[whatwg] How to handle multitrack media resources in HTML

Jer Noble jer.noble at apple.com
Mon Apr 11 22:37:13 PDT 2011


On Apr 11, 2011, at 5:26 PM, Ian Hickson wrote:

> On Fri, 8 Apr 2011, Jer Noble wrote:
>> 
>> Sorry, by playbackState, I meant readyState.  And I was suggesting that, 
>> much in the same way that you've provided .buffered and .seekable 
>> properties which "expose the intersection of the slaved media elements' 
>> corresponding ranges", that a readyState property could similarly 
>> reflect the readyState values of all the slaved media elements. In this 
>> case, the MediaController's hypothetical readyState wouldn't flip to 
>> HAVE_ENOUGH_DATA until all the constituent media element's ready states 
>> reached at least the same value.
> 
> So basically it would return the lowest possible value amongst the slaved 
> elements? I guess we could expose such a convenience accessor, but what's 
> the use case? It seems easy enough to implement manually in JS, so unless 
> there's a compelling case, I'd be reluctant to add it.

Yes, this would be just a convenience, as I tried to make clear below.  So I don't want to seem like I'm pushing this too hard.  But since you asked...

>> Of course, this would imply that the load events fired by a media 
>> element (e.g. loadedmetadata, canplaythrough) were also fired by the 
>> MediaController, and I would support this change as well.
> 
> I don't see why it would imply that, but certainly we could add events 
> like that to the controller. Again though, what's the use case?

The use case for the events is the same one as for the convenience property: without a convenience event, authors would have to add event listeners to every slave media element.   So by "imply", I simply meant that if the use case for the first was compelling enough to warrant new API, the second would be warranted as well.

Lets say, for example, an author wants to change the color of a play button when the media in a media group all reaches the HAVE_ENOUGH_DATA readyState.

Current API:
	function init() {
		var mediaGroupElements = document.querySelectorAll("*[mediaGroup=group1]");
		for (var i = 0; i < mediaGroupElements.length; ++i)
			mediaGroupElements.item(i).addEventListener('canplaythrough', readyStateChangeListener, false);
	}

	function readyStateChangeListener(e) {
		var mediaGroupElements = document.querySelectorAll("*[mediaGroup=group1]");
		var ready = mediaGroupElements.length > 0;
		for (var i = 0; i < mediaGroupElements.length; ++i)
			if (mediaGroupElements.item(i).readyState < HAVE_ENOUGH_DATA)
				ready = false;
		if (ready)
			changePlayButtonColor();
	}

"Convenience" API:
	function init() {
		var controller = document.querySelector("*[mediaGroup=group1]").controller;
		controller.addEventListener('canplaythrough'), changePlayButtonColor, true;
	}

I think the convenience benefits are pretty obvious.  Maybe not compelling enough, however. :)
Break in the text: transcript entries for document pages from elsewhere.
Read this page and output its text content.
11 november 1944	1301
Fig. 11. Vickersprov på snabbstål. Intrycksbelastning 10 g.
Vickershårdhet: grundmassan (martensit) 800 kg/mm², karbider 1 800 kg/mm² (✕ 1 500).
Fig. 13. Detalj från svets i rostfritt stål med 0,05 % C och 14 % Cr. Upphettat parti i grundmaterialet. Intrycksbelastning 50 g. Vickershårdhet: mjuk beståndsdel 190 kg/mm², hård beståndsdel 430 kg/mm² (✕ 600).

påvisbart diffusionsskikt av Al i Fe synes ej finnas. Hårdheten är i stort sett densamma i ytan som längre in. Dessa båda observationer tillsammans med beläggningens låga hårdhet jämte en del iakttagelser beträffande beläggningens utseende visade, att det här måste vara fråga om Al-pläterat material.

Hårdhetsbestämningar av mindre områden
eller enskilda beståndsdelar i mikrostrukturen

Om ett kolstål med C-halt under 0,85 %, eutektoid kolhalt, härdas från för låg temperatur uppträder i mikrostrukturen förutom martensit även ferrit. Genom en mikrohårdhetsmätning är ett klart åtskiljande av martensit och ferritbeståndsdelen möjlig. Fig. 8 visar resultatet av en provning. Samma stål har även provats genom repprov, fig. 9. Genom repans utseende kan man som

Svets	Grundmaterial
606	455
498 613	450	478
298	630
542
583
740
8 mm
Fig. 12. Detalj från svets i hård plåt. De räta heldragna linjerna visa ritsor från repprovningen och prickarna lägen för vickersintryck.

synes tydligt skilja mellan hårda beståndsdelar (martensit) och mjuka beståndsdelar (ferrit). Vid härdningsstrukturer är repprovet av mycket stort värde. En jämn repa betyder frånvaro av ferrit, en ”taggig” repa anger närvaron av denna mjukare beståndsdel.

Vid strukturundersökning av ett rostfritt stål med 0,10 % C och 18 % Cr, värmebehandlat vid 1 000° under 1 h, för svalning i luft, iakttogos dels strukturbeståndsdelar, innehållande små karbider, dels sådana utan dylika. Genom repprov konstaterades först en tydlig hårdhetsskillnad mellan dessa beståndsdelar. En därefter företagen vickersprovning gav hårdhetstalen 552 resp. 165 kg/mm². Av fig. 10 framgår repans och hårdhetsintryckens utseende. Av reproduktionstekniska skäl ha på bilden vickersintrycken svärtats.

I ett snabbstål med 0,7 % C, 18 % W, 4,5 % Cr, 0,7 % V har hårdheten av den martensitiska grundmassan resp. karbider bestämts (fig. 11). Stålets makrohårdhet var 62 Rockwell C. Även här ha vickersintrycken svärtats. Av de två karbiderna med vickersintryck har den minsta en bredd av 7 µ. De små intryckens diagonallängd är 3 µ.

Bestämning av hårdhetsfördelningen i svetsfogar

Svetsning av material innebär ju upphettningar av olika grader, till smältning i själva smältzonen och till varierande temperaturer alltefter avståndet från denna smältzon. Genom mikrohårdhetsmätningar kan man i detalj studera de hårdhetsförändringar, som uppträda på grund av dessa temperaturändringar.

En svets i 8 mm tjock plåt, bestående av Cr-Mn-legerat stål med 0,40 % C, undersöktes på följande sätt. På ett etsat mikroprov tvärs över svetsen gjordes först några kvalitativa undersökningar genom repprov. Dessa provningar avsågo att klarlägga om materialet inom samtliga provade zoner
>> Again, this would be just a convenience for authors, as this information 
>> is already available in other forms and could be relatively easily 
>> calculated on-the-fly in scripts.  But UAs are likely going to have do 
>> these calculations anyway to support things like autoplay, so adding 
>> explicit support for them in API form would not (imho) be unduly 
>> burdensome.
> 
> Autoplay is handled without having to do these calculations, as far as I 
> can tell. I don't see any reason why the UA would need to do these 
> calculations actually. If there are compelling use cases, though, I'm 
> happy to add such accessors.


Well, how exactly is autoplay handled in a media group?  Does the entire media group start playing when the first media element in a group with it's autoplay attribute set reaches HAVE_ENOUGH_DATA?